The CGRP* receptor blocker erenumab shows sustained efficacy in reducing migraine frequency over 2 years in a difficult-to-treat patient population with episodic migraine who had failed 2–4 prior preventive treatments, an interim analysis of the LIBERTY** open-label extension study shows.
The phase III LIBERTY trial comprised two phases: a double-blind phase, whereby patients were randomized 1:1 to once-monthly subcutaneous erenumab 140 mg or placebo for 12 weeks, followed by an open-label phase in which all patients who completed the double-blind phase received erenumab for 3 years. Participants were 246 patients with episodic migraine (4–14 migraine days/month) who had previously failed 2–4 preventive treatments. [AHS 2020, 1st Jul session]
Primary analysis for the double-blind phase has been reported previously, showing that erenumab was effective in this patient population compared with placebo. The current 2-year interim results represent an analysis of erenumab efficacy at week 112 of the 3-year open-label treatment phase.
“Efficacy of erenumab was sustained throughout 2 years of treatment with erenumab 140 mg in a difficult-to-treat patient population,” the researchers reported.
Changes in mean monthly migraine days (MMD) from baseline were sustained through 2 years during the open-label phase: -3.7 days at 1 year and -4.2 days at 2 years, compared with a baseline of 9.2 days in the double-blind phase.
Specifically, the proportion of patients who achieved ≥50 percent reductions in MMD with erenumab remained stable (57.2 percent) through the 2nd year of open-label treatment, similar to what was observed during the first year.
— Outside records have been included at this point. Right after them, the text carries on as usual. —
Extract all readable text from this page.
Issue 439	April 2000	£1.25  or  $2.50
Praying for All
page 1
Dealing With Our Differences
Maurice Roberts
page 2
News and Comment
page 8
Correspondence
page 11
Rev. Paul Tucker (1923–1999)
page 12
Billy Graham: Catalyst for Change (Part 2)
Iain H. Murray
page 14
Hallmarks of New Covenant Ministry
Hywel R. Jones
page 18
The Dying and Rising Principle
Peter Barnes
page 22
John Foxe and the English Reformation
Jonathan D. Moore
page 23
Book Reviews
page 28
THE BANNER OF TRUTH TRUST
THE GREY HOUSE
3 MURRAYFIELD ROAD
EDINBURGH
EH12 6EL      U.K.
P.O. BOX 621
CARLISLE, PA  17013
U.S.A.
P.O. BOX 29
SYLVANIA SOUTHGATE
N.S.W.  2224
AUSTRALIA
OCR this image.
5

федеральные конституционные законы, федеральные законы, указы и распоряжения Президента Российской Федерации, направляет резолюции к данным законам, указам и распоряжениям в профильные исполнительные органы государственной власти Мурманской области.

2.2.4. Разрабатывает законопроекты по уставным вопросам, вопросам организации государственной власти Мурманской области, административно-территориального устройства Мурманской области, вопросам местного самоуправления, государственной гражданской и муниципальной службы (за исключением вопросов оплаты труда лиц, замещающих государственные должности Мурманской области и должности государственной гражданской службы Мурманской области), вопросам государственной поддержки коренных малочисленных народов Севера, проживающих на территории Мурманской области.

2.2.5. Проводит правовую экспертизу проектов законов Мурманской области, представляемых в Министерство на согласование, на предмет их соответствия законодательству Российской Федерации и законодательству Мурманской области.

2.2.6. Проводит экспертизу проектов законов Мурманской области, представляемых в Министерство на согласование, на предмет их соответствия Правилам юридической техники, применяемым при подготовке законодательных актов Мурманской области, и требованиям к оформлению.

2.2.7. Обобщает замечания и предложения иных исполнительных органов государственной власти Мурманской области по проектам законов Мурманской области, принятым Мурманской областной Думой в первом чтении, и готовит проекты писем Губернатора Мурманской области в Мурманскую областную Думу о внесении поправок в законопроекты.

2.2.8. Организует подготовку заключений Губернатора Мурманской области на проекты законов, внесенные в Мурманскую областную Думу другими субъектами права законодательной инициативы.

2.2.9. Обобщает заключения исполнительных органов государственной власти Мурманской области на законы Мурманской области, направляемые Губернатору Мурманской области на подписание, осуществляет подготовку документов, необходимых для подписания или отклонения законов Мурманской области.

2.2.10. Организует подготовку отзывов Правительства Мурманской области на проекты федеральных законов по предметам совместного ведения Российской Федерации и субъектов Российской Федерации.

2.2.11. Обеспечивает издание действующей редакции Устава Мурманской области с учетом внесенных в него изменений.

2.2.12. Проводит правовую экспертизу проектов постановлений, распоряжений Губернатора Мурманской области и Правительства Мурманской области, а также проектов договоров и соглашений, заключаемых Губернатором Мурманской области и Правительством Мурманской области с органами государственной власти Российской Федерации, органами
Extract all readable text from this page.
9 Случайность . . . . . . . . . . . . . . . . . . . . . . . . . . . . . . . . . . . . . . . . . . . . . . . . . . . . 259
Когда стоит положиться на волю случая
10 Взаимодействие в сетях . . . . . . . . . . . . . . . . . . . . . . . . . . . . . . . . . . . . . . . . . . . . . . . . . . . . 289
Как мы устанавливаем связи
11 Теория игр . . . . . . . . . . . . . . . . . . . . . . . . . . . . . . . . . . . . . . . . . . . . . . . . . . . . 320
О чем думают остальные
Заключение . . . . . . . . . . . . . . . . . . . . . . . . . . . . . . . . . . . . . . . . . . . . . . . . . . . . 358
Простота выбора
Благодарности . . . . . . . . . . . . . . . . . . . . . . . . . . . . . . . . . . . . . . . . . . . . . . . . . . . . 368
Similarly, the ≥75 percent and ≥100 percent responder rates were also sustained over 2 years, at 30.6 percent and 16.2 percent, respectively, across all treatment groups.
The improvements were seen in the overall patient population during the open-label phase, regardless of whether the patients were previously assigned to erenumab or placebo in the double-blind phase.
In addition, improvements in functional outcomes from baseline were consistent at week 112 during open-label treatment, as indicated by the Headache Impact Test (HIT-6; mean changes, -9.5) total score and Migraine Physical Function Impact Diary (MPFID; mean changes, -4.5 for physical impairment and -5.4 for everyday activities domains, respectively).
“Erenumab was well tolerated and no new safety signals were detected over the extended treatment period,” the researchers noted.
During the open-label phase, approximately 86.3 percent of the overall patient population experienced adverse events (AEs). Specifically, 82.2 percent occurred in patients continuing erenumab (ie, initially assigned to erenumab during the double-blind phase) and 90.2 percent in those initiating erenumab during open-label treatment (ie, previously on placebo).
After adjusting for exposure, the incidence rate of AEs was 198.0 per 100 patient-years in the overall population. The exposure-adjusted rate for serious AEs was 6.3 per 100 patient-years. AEs leading to discontinuation occurred in nine patients (3.8 percent). There were no deaths reported.
The most common AEs during open-label treatment were nasopharyngitis (33.9 per 100 patient-years), followed by influenza (10.3 per 100 patient-years) and back pain (6.6 per 100 patient-years).
“The 3-year open-label phase of the LIBERTY study is ongoing,” stated the researchers.